Het koppelen van dergelijke verlichting op een bewegingssensor is inderdaad een goede oplossing. Ook dan moet de verlichting niet uitstralen op groen en water. Het pleiten voor dergelijke aspecten is wenselijk, echter (en we pogen niet in herhaling te treden) dit kan niet worden geëist.
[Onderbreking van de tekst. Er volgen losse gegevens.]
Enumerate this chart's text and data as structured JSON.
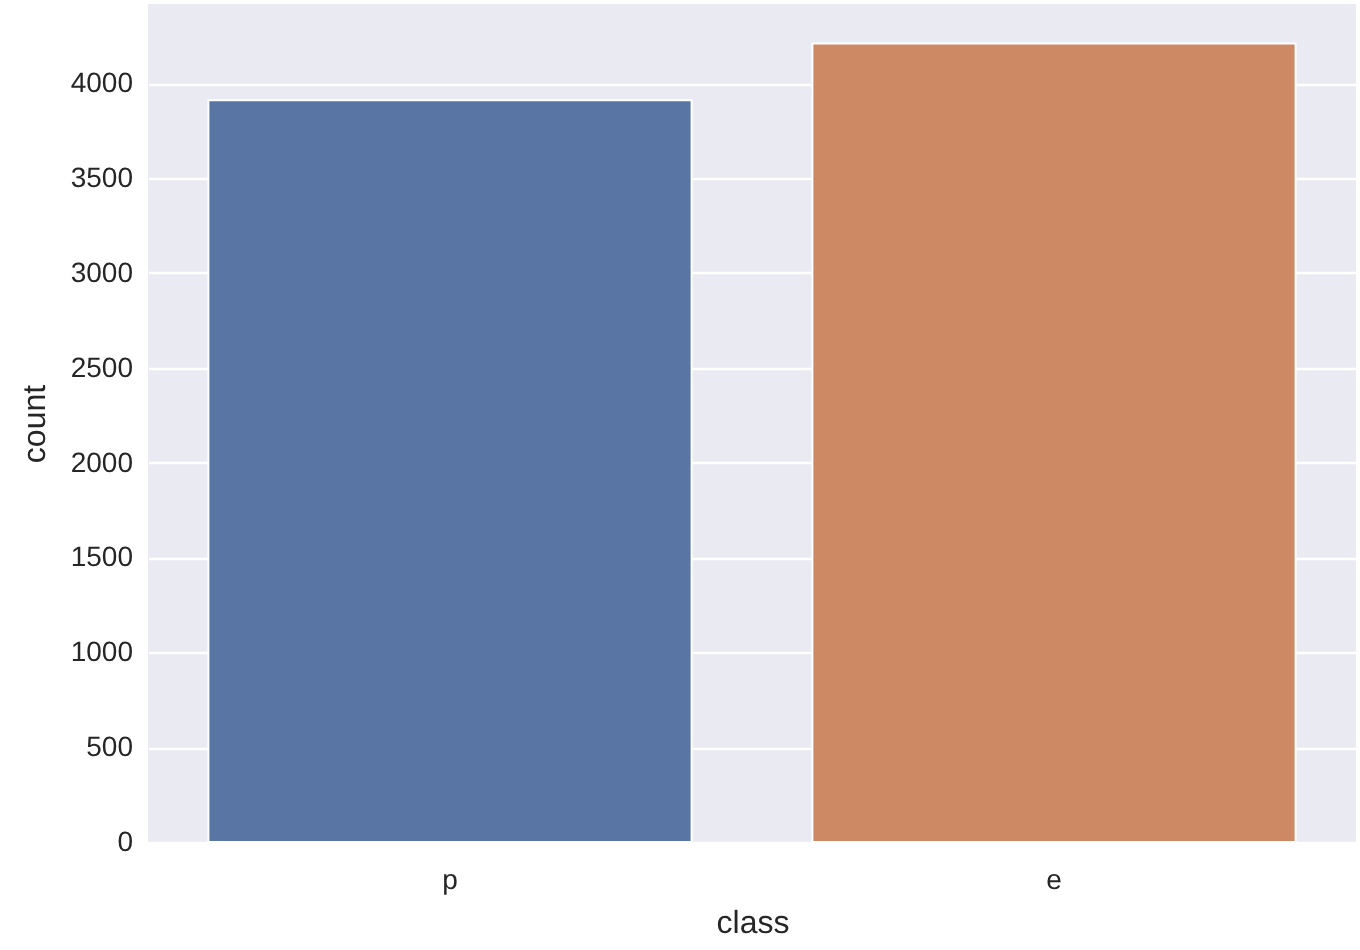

7. In hoeverre kan het college met bouwers van koopwoningen afspraken maken op dit gebied, dus zowel het individueel uit kunnen doen van verlichting als het niet naar boven uitstralen?

De gemeente kan bouwers van koopwoningen niet verplichten lampen te plaatsen die niet naar boven schijnen. Naast de eisen over verlichting in de openbare ruimte uit het Handboek Openbare Ruimte die worden meegegeven in de bouwenveloppen, SPVE’s en anterieure overeenkomsten, informeert de gemeente deze bouwers ook over lichtvervuiling.

Zet ook de knop om!

Tot slot: 7 april stelde de Partij voor de Dieren met 9 andere fracties mondelinge vragen met het verzoek om de verwarming in alle gemeentelijke gebouwen standaard naar beneden te draaien. Hier is grotendeels positief op gereageerd.

8. Is het college bereid om ook woningcorporaties en (grotere) particuliere verhuurders te verzoeken de verwarming in de gemeenschappelijke ruimten lager te zetten, in ieder geval naar 19 graden en liefst lager? Zo nee, waarom niet? Zo ja, op welke termijn?

Wij hebben positief gereageerd op het verzoek om de verwarming in alle gemeentelijke gebouwen standaard naar beneden te draaien. Dit onderwerp zal worden geagendeerd in de reguliere overleggen met de woningbouwcorporaties en grote particuliere verhuurders.